Scritto da Fiorella Bartolomucci

C’era una volta un luogo verde e rosso, le sconfinate colline si estendevano a perdita d’occhio, e le tonalità dei verdi erano una gioia per il gli occhi. Tra una piantagione di banane , ed una di kassave si scorgevano infinite stradine di terra rossa.

Il senso di movimento era costante, a qualsiasi ora incontravi persone che pazientemente si mettevano in cammino, verso dove non si sa, con carichi sopra la testa, sulle spalle, alcuni addirittura caricavano intere biciclette a tal punto che l’unico modo per farle camminare era spingerle con la forza delle braccia e delle gambe.

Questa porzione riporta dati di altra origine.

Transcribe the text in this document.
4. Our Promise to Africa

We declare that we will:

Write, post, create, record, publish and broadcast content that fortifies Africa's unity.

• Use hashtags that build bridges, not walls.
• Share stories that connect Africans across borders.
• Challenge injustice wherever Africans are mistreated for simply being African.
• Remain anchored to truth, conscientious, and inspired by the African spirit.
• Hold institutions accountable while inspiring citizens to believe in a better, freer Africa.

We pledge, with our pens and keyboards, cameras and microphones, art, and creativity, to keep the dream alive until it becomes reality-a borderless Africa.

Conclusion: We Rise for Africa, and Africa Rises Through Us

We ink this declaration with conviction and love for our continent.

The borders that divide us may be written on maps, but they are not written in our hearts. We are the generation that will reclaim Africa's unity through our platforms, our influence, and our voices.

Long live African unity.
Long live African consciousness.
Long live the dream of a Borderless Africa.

Qui, in un tempo che aveva luce dalle 6 e mezza alle 18 e 30 successe qualcosa di dolce e delicato: l’incontro di storie. Attraverso le mani, gli occhi, le bolle di sapone, le zappe, i colori, le parole stentate, le danze sfrenate, i giochi splendenti, pian pianino le distanze si accorciavano e tutti i nostri eroi, di svariati colori ed età, lasciavano cadere resistenze e maschere per trovarsi in semplici momenti di lucente felicità. Erano giorni buoni, erano giorni belli, erano giorni pieni.

Il tempo, in quel posto davvero relativo, silenziosamente scorreva e quasi te ne dimenticavi, così arrivò quello in cui bisognava salutarsi perchè qualcuno doveva tornare in un altro paese, e qualcuno doveva restare, tutti a coltivare la propria vita, a realizzarla nel quotidiano.

Cominciarono i giorni del ritorno, quelli in cui un abbraccio vale un po’ di più, che vorrei lasciarti qualcosa di me, dove si sussurrano all’orecchio parole di coccole anche se hai 5 anni e non le capisci, dove magari si gioca a carte anche se non va perchè è l’unico modo che si ha per star vicino, dove a piedi nudi si zappetta per finta al tuo fianco, dove ci si siede dietro nel fondo dell’autobus con gli educatori che così almeno per due ore si sta vicini ed anche se non si parla poi così tanto sono comunque due ore meravigliose.

Fino al giorno che si parte davvero, si caricano le valigie e si pulisce la casa, e si aspetta l’orario per il saluto finale che poi c’è proprio l’autobus da prendere.

Allora ci prepariamo per tempo, per lasciarci quella mezz’oretta di tempo in cui avremmo detto quelle ultime cose, avremmo fatto quelle ultime cose, avremmo stretto e carezzato con gli occhi lucidi e il cuore gonfio.

Ma si sa che un incontro, per definizione implica due parti, e si sa che quando non si è solo in uno tutto si complica, e si intrica,così succede che esci fuori e trovi la casa vuota, e cerchi bene ma è proprio vuota, e con il cuore che batte più forte ti arrendi su queste parole(che fai anche fatica a tradurre) : “ E’ meglio così, perchè poi voi piangete, e loro di più, e che ci si affeziona molto…”

E si trova un poco di senso negli occhi di quell’Educatore che non riuscivano quasi a guardarci, che non ha detto una parola, ma che ci è venuto incontro a braccia spalancate e noi abbiamo solo potuto abbracciare e stringere un po’, e poi si è girato e subito via.

C’era una volta un luogo verde e rosso dove incontrammo lucente vita, dove incontrammo il Non saluto, dove capimmo che non sempre possiamo capire tutta una storia, alcune volte possiamo solo viverla. Questa è la storia del non saluto, e alla fine vissero tutti felici e non salutanti.